Além da estética: Dimensões éticas da geração de arte por IA

Além da estética: Dimensões éticas da geração de arte por IA


Por Gustavo Lúcius Fernandes*, Renato Polanczyk Resende*, Pedro O. S. Vaz-de-Melo
*Esses autores contribuíram igualmente para o artigo.
Crédito da imagem de capa: Renato Polanczyk Resende

Com o surgimento dos computadores modernos no século XX, surgiu também a possibilidade de se automatizar uma série de atividades humanas, tanto no campo manual quanto no campo intelectual. Já naquela época, imaginava-se que as tecnologias emergentes teriam o potencial de libertar a humanidade do trabalho árduo, possibilitando-nos desfrutar da vida dedicando a atividades que realmente nos completam, tais como escrever um poema inspirado na natureza, pintar um quadro que expressa sentimentos, ler e interpretar um livro, e se divertir. Há uma famosa frase de 1969, atribuída ao futurista e escritor de ficção científica Arthur Clarke, que exemplifica bem essa ideia. Naquele ano, quando questionado sobre quais seriam as consequências da automatização do mercado de trabalho, ele respondeu: “O objetivo do futuro é o desemprego pleno, para que possamos nos divertir”.

Mais de 50 anos depois da declaração de Arthur Clarke, vivemos em um mundo onde a automação já é realidade. Desde então, muitos empregos foram substituídos por máquinas, enquanto muitos outros foram criados por causa delas. Ainda hoje, há uma série de discussões sobre o futuro do trabalho, e como esse futuro nos impactará. No entanto, a surpresa para as pessoas da nossa época é que os computadores estão desenvolvendo capacidade de executar tarefas que, até então, eram pensadas como exclusivamente humanas. Assim, além de fazerem os nossos trabalhos, computadores estão desenvolvendo habilidades em áreas que eram capazes de nos destacar como seres humanos. Uma dessas áreas é a arte.

O campo das artes vive uma investida de modelos de Inteligência Artificial (IA) que tentam cada vez mais escrever, pintar e compor como humanos. Na área de criação de imagens, há uma série de algoritmos de aprendizado de máquina, como Dall-E, MidJourney e Stable Diffusion, capazes de gerar imagens baseadas em descrições. Assim, é possível solicitá-los que criem uma pintura no estilo de Van Gogh do Pelé fazendo um gol.

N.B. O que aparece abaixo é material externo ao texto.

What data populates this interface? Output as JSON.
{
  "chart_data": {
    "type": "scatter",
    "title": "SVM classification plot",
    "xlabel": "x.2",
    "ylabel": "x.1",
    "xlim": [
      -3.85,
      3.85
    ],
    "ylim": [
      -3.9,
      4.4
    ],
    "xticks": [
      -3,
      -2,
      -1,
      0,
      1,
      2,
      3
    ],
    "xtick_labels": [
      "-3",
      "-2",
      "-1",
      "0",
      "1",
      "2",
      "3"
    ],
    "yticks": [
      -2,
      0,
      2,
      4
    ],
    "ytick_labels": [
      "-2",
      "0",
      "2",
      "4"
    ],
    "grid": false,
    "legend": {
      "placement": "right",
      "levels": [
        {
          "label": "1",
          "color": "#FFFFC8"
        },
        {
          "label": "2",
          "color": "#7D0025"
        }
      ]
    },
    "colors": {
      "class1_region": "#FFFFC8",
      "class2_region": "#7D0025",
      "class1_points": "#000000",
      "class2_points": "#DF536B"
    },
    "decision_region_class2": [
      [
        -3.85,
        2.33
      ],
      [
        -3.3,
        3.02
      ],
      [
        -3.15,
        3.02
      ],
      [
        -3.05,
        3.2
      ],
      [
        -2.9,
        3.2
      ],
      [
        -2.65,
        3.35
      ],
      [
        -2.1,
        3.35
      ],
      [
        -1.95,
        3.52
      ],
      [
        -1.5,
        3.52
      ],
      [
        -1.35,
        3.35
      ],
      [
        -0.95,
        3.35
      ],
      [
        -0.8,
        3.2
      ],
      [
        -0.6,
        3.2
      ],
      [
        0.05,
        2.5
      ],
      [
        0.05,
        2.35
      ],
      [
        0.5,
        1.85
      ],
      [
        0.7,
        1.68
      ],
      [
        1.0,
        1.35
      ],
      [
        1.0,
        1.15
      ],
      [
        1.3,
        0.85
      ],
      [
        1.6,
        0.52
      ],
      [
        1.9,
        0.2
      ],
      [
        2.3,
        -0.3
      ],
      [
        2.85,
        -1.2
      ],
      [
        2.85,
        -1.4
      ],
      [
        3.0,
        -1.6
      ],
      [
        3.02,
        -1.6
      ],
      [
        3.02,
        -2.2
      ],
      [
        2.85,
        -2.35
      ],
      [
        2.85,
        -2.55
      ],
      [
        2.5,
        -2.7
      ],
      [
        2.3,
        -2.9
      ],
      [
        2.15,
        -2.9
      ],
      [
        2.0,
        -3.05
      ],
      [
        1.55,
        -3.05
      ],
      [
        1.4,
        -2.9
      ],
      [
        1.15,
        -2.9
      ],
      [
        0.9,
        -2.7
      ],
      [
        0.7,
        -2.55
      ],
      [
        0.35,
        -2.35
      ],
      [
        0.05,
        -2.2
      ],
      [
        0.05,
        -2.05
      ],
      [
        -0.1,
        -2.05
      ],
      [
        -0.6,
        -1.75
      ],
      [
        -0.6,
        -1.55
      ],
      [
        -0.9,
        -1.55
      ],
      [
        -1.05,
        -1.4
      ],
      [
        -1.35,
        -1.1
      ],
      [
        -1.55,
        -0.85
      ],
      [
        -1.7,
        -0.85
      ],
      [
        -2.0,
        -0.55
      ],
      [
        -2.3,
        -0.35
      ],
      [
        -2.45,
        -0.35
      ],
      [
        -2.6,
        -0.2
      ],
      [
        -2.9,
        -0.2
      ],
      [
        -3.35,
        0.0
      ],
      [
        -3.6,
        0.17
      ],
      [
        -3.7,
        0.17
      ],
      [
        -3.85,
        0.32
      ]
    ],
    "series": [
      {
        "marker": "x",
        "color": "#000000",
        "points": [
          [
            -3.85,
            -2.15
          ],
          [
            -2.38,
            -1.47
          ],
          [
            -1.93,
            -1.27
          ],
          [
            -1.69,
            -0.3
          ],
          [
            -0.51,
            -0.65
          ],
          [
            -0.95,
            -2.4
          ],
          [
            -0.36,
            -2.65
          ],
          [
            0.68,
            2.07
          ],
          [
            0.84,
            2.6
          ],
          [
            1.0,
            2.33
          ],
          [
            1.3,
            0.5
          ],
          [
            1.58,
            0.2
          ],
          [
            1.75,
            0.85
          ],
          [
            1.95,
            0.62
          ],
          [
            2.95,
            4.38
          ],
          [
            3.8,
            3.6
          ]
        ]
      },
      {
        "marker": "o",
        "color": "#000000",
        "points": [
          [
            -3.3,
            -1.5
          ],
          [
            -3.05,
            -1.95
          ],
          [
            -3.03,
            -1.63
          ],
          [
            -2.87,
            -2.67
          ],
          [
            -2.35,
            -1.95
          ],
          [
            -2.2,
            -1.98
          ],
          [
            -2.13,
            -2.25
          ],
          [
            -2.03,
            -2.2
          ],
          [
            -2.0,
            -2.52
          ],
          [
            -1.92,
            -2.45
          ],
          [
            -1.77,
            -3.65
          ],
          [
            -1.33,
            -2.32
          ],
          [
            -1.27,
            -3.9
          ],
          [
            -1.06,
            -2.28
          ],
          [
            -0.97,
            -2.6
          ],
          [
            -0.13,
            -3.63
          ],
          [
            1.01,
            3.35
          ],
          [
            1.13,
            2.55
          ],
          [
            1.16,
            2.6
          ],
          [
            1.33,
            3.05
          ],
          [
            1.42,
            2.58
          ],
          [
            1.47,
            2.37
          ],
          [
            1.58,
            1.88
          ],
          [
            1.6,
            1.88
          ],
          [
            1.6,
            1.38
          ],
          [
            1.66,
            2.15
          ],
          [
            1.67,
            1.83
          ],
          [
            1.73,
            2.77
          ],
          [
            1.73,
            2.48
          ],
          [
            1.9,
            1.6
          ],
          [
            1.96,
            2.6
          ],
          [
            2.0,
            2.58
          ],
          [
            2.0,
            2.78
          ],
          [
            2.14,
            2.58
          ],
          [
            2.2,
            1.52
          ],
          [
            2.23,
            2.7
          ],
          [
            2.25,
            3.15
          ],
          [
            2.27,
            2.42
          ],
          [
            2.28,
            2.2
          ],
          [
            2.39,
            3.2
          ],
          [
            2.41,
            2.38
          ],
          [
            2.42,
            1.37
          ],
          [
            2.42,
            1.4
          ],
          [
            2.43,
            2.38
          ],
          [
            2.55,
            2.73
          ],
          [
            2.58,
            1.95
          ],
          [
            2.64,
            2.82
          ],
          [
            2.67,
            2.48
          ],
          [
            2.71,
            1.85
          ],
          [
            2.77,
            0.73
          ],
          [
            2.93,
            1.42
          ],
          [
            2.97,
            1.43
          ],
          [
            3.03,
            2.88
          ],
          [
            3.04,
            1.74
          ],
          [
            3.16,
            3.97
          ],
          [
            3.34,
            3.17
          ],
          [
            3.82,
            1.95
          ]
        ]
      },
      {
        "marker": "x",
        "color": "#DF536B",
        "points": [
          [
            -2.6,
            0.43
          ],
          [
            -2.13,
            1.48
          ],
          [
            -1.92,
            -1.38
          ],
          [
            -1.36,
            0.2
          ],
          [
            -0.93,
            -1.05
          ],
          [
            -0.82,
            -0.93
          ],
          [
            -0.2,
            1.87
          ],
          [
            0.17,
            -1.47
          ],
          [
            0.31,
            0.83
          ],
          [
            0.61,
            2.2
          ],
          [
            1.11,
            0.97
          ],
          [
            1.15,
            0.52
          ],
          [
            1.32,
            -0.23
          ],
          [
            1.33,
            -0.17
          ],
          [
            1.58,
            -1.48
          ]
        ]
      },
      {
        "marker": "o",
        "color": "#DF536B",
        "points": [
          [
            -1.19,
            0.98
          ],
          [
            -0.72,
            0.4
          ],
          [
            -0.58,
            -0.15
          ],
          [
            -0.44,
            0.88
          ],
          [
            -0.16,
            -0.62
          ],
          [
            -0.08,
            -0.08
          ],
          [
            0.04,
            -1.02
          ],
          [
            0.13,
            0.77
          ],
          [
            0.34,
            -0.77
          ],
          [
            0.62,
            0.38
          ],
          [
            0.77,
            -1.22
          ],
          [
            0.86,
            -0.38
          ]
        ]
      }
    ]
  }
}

Esses modelos só possuem essa capacidade porque eles são treinados com milhões, ou bilhões de exemplos de imagens retiradas de forma indiscriminada da internet. Atualmente, a forma como eles são treinados, bem como os resultados que eles estão gerando, está fomentando discussões sobre problemas éticos em diversas áreas de estudo, como: Computação, Direito, Arte, Sociologia e Filosofia.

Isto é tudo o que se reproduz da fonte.